问题
Say I have a list of all the integers from 2
to 20
.
[2,3,4,5,6,7,8,9,10,11,12,13,14,15,16,17,18,19,20]
I also have a function f x
that returns either True
or False
. When I apply this function to the element at position n
and it equals to True
, I want to remove it and its precedent element (which is the element at position n-1
). I want to keep doing this until the list is empty of elements for which the function equals to True
, as well as their preceding elements.
Example:
Let's say that the element at position 11
, which equals to 13
, fits the predicate. I then want to remove the element at position 10
, which equals to 12
, as well. After that my final list would be:
[2,3,4,5,6,7,8,9,10,11,14,15,16,17,18,19,20]
Let's also say that the elements at position 4
, 8
as well as 15
are the only elements (apart from the element at position 13
) that fit the predicate. After removing them and their preceding elements my final list would look like:
[2,3,4,7,8,11,14,15,18,19,20]
I'm an inexperienced Haskell programmer, and just playing around for fun. I thought of using some kind of lambda function as predicate to a filter, or creating a function like listRemove xs ys
that removes all elements of xs
that are also an element of ys
, but I feel kind of lost on both.
Any help would be appreciated!
EDIT: what I am trying to do is to solve a Project Euler problem, namely #179. The predicate f x
is to check whether x
is a prime number or not. Therefore I can surely say that no corner cases exists – e.g. there are no cases such as [x, x, t, t]
where t
is a number for which the predicate holds, since there exists no two consecutive integers that are both prime except for 2
and 3
, which I can easily handle in my solution. Instead, the closest you can get is [x, t, x, t]
, and in that case I want to remove all of those elements.
回答1:
Solved "Remove elements at positions n and n-1 in a Haskell list, when n fits a predicate"
filter' :: (a -> Bool) -> [a] -> [a]
filter' f xs = map (\i -> xs!!i) $
[i | i <- [0 .. s], fit i && (i >= s || fit (i+1))]
where s = length xs - 1
fit i = not (f (xs!!i))
usage
*Main> filter' (==4) [1,2,3,4,5,6]
[1,2,5,6]
*Main> filter' (\n -> n `mod` 7 == 0) [1..23]
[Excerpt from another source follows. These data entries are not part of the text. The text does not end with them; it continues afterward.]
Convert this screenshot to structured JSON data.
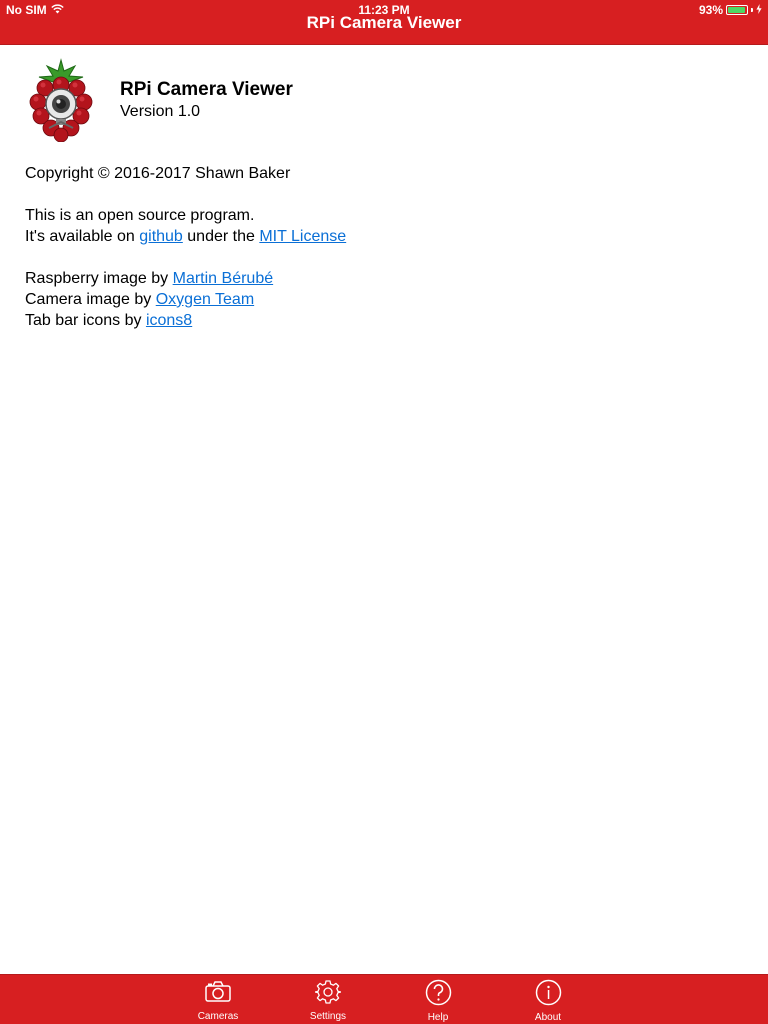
{
  "status_bar": {
    "carrier": "No SIM",
    "time": "11:23 PM",
    "battery_percent": "93%",
    "battery_level": 0.93,
    "wifi_icon": "wifi-icon",
    "battery_icon": "battery-icon",
    "charging_icon": "charging-bolt-icon"
  },
  "nav": {
    "title": "RPi Camera Viewer"
  },
  "about": {
    "app_icon": "raspberry-camera-logo",
    "app_name": "RPi Camera Viewer",
    "version": "Version 1.0",
    "copyright": "Copyright © 2016-2017 Shawn Baker",
    "open_source_line": "This is an open source program.",
    "available_prefix": "It's available on ",
    "github_link": "github",
    "available_middle": " under the ",
    "license_link": "MIT License",
    "raspberry_credit_prefix": "Raspberry image by ",
    "raspberry_credit_link": "Martin Bérubé",
    "camera_credit_prefix": "Camera image by ",
    "camera_credit_link": "Oxygen Team",
    "icons_credit_prefix": "Tab bar icons by ",
    "icons_credit_link": "icons8"
  },
  "tabbar": {
    "tabs": [
      {
        "label": "Cameras",
        "icon": "camera-icon"
      },
      {
        "label": "Settings",
        "icon": "gear-icon"
      },
      {
        "label": "Help",
        "icon": "help-icon"
      },
      {
        "label": "About",
        "icon": "info-icon"
      }
    ]
  },
  "colors": {
    "accent": "#d71f21",
    "link": "#0a6fd6",
    "battery": "#4cd964"
  }
}
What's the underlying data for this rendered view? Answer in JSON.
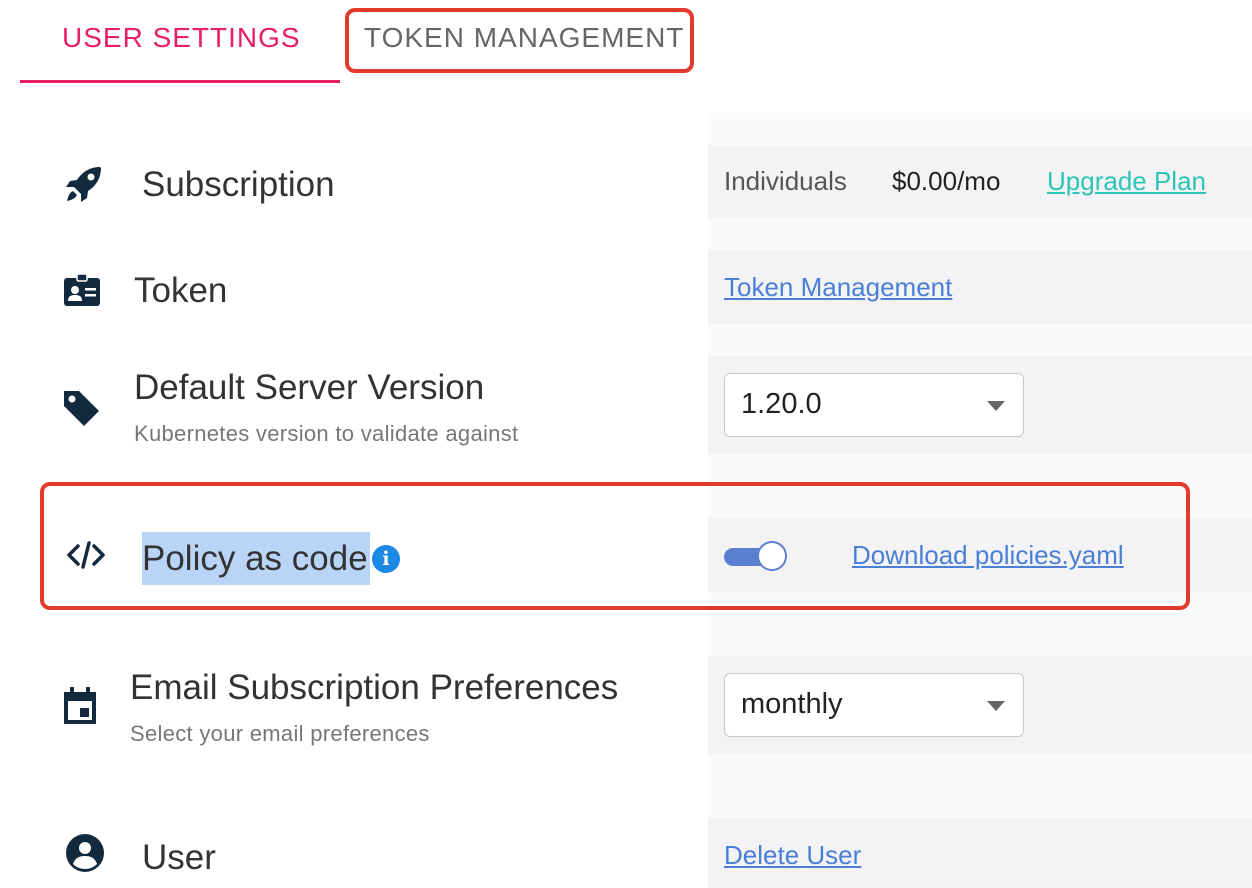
{
  "tabs": {
    "user_settings": "USER SETTINGS",
    "token_management": "TOKEN MANAGEMENT"
  },
  "rows": {
    "subscription": {
      "label": "Subscription",
      "plan": "Individuals",
      "price": "$0.00/mo",
      "upgrade_link": "Upgrade Plan"
    },
    "token": {
      "label": "Token",
      "link": "Token Management"
    },
    "server_version": {
      "label": "Default Server Version",
      "sublabel": "Kubernetes version to validate against",
      "selected": "1.20.0"
    },
    "policy": {
      "label": "Policy as code",
      "info": "i",
      "toggle_on": true,
      "download_link": "Download policies.yaml"
    },
    "email": {
      "label": "Email Subscription Preferences",
      "sublabel": "Select your email preferences",
      "selected": "monthly"
    },
    "user": {
      "label": "User",
      "link": "Delete User"
    }
  },
  "colors": {
    "accent": "#e8205f",
    "highlight_box": "#e43a2e",
    "link": "#4a7fd6",
    "upgrade": "#2ec4b6",
    "toggle": "#5b7fd1",
    "icon": "#13293d"
  }
}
[1,2,3,4,5,8,9,10,11,12,15,16,17,18,19,22,23]
*Main> filter' (\n -> n `elem` [4,5,6]) [1..10]
[1,2,7,8,9,10]
With O(n) cost may be
filter' :: (a -> Bool) -> [a] -> ([a], Bool)
filter' _ [] = ([], False)
filter' f [x] = if f x then ([], True) else ([x], False)
filter' f (y:xs) = case filter' f xs of
(xs', True) -> (xs', f y)
(xs', False) -> if f y then (xs', True) else (y:xs', False)
using standar functions
filter' f xs = filter (not.f) $ map fst $ filter (not.f.snd) $ zip xs $ tail xs ++ [last xs]
回答2:
Assuming you have:
disallowed :: Int -> bool
-- A function that matches your example
disallowed x = elem x [6, 10, 13, 17]
What you want is just
import Data.List (tails)
map head . filter (not . any disallowed . take 2) . filter (not . null) . tails $ [2..20]
If you want to give it a name:
filterWithTails :: ([a] -> Bool) -> [a] -> [a]
filterWithTails f = map head . filter f . filter (not . null) . tails
filterWithTails (not . any disallowed . take 2) [2..20]
(not . any disallowed . take 2)
is how you want to filter a list considering the remainder of the list when filtering. It'd be hard to give a better name than the composition of the functions that make it up.